Institutional innovation works different from technological innovation, which we do well.  In contrast, we have poor understanding of institutional innovation, especially on how to accelerate it or achieve specific goals.

Finally, institutions and institutional innovation should not be confused with “policy”.  Changes to government policy may be an element of institutional innovation, but they do not encompass the main elements – people, processes, technology, organizations, and culture.

The Need: New Models of Innovation

Through my studies, I have come to believe that institutional innovation is much more complicated  [2] than technological innovation.   It is almost never a linear process from theory to practice with clearly defined stages.

There is no single best model for institutional innovation.  There needs to be creativity in “who leads”, “who follows”, and “when”.  The normal roles of government, academics, industry, and civil society organizations may be reversed or otherwise radically redrawn.

Techniques are different, too. It can be orchestrated as a “messy” design process [3].  Fruitful institutional innovation in cyber security might involve some of these:
  • “Skunk Works”
  • Rapid prototyping and pilot tests
  • Proof of Concept demonstrations
  • Bricolage[4]  and exaptation[5]
  • Simulations or table-top exercises
  • Multi-stakeholder engagement processes
  • Competitions and contests
  • Crowd-sourced innovation (e.g. “hackathons” and open source software development)
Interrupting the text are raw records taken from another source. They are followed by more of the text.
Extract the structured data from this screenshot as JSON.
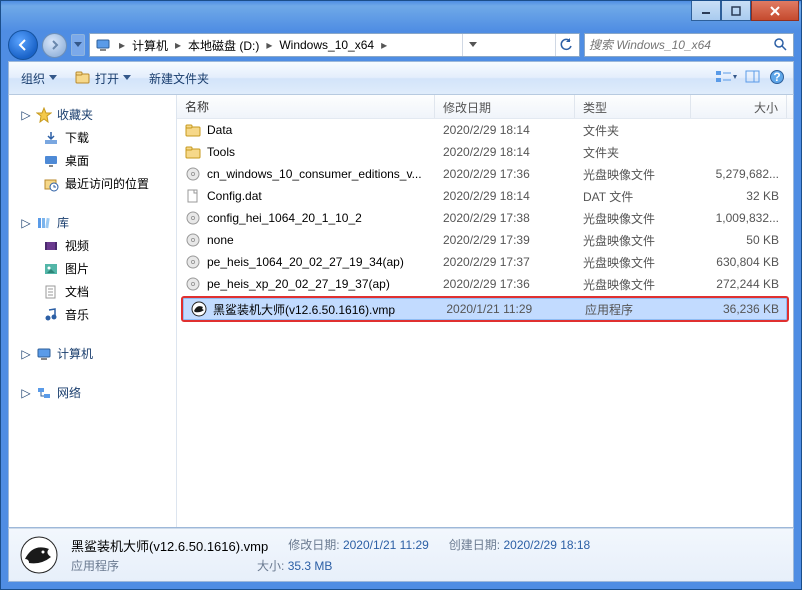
{
  "breadcrumb": {
    "segments": [
      "计算机",
      "本地磁盘 (D:)",
      "Windows_10_x64"
    ]
  },
  "search": {
    "placeholder": "搜索 Windows_10_x64"
  },
  "toolbar": {
    "organize": "组织",
    "open": "打开",
    "new_folder": "新建文件夹"
  },
  "sidebar": {
    "favorites": {
      "label": "收藏夹",
      "items": [
        "下载",
        "桌面",
        "最近访问的位置"
      ]
    },
    "libraries": {
      "label": "库",
      "items": [
        "视频",
        "图片",
        "文档",
        "音乐"
      ]
    },
    "computer": {
      "label": "计算机"
    },
    "network": {
      "label": "网络"
    }
  },
  "columns": {
    "name": "名称",
    "date": "修改日期",
    "type": "类型",
    "size": "大小"
  },
  "files": [
    {
      "name": "Data",
      "date": "2020/2/29 18:14",
      "type": "文件夹",
      "size": "",
      "icon": "folder"
    },
    {
      "name": "Tools",
      "date": "2020/2/29 18:14",
      "type": "文件夹",
      "size": "",
      "icon": "folder"
    },
    {
      "name": "cn_windows_10_consumer_editions_v...",
      "date": "2020/2/29 17:36",
      "type": "光盘映像文件",
      "size": "5,279,682...",
      "icon": "iso"
    },
    {
      "name": "Config.dat",
      "date": "2020/2/29 18:14",
      "type": "DAT 文件",
      "size": "32 KB",
      "icon": "file"
    },
    {
      "name": "config_hei_1064_20_1_10_2",
      "date": "2020/2/29 17:38",
      "type": "光盘映像文件",
      "size": "1,009,832...",
      "icon": "iso"
    },
    {
      "name": "none",
      "date": "2020/2/29 17:39",
      "type": "光盘映像文件",
      "size": "50 KB",
      "icon": "iso"
    },
    {
      "name": "pe_heis_1064_20_02_27_19_34(ap)",
      "date": "2020/2/29 17:37",
      "type": "光盘映像文件",
      "size": "630,804 KB",
      "icon": "iso"
    },
    {
      "name": "pe_heis_xp_20_02_27_19_37(ap)",
      "date": "2020/2/29 17:36",
      "type": "光盘映像文件",
      "size": "272,244 KB",
      "icon": "iso"
    },
    {
      "name": "黑鲨装机大师(v12.6.50.1616).vmp",
      "date": "2020/1/21 11:29",
      "type": "应用程序",
      "size": "36,236 KB",
      "icon": "shark",
      "highlight": true
    }
  ],
  "details": {
    "name": "黑鲨装机大师(v12.6.50.1616).vmp",
    "type": "应用程序",
    "mod_label": "修改日期:",
    "mod_value": "2020/1/21 11:29",
    "create_label": "创建日期:",
    "create_value": "2020/2/29 18:18",
    "size_label": "大小:",
    "size_value": "35.3 MB"
  }
}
What all of these have in common is that they produce something that can be tested and can support learning.  They are more than talking and consensus meetings.

There are several academic fields that can contribute defining and analyzing new innovation models, including Institutional Sociology, Institutional Economics, Sociology of Innovation, Design Thinking, and the Science of Science Policy.

Role Models

To identify and test alternative innovation models, we can learn from institutional innovation successes and failures in other fields, including:
  • Common resource management (sustainability)
  • Epidemiology data collection and analysis (public health)
  • Crash and disaster investigation and reporting (safety)
  • Micro-lending and peer-to-peer lending (financial services)
  • Emissions credit markets and carbon offsets (energy)
  • Open software development (technology)
  • Disaster recovery and response[6]  (homeland security)

In fact, there would be great benefit if there were a joint R&D initiative for institutional innovation that could apply to these other fields as well as cyber security.  Furthermore, there would be benefit making this an international effort, not just limited to the United States.

Endnotes

[1] "Cyber security" includes information security, digital privacy, digital identity, digital information property, digital civil rights, and digital homeland & national defense.
[2] For case studies and theory, see: Padgett, J. F., & Powell, W. W. (2012). The Emergence of Organizations and Markets. Princeton, NJ: Princeton University Press.
[3] Ostrom, E. (2009). Understanding Institutional Diversity. Princeton, NJ: Princeton University Press.
[4] “something constructed or created from a diverse range of available things.”
[5]  “a trait that has been co-opted for a use other than the one for which natural selection has built it.”
[6] See: Auerswald, P. E., Branscomb, L. M., Porte, T. M. L., & Michel-Kerjan, E. O. (2006). Seeds of Disaster, Roots of Response: How Private Action Can Reduce Public Vulnerability. Cambridge University Press.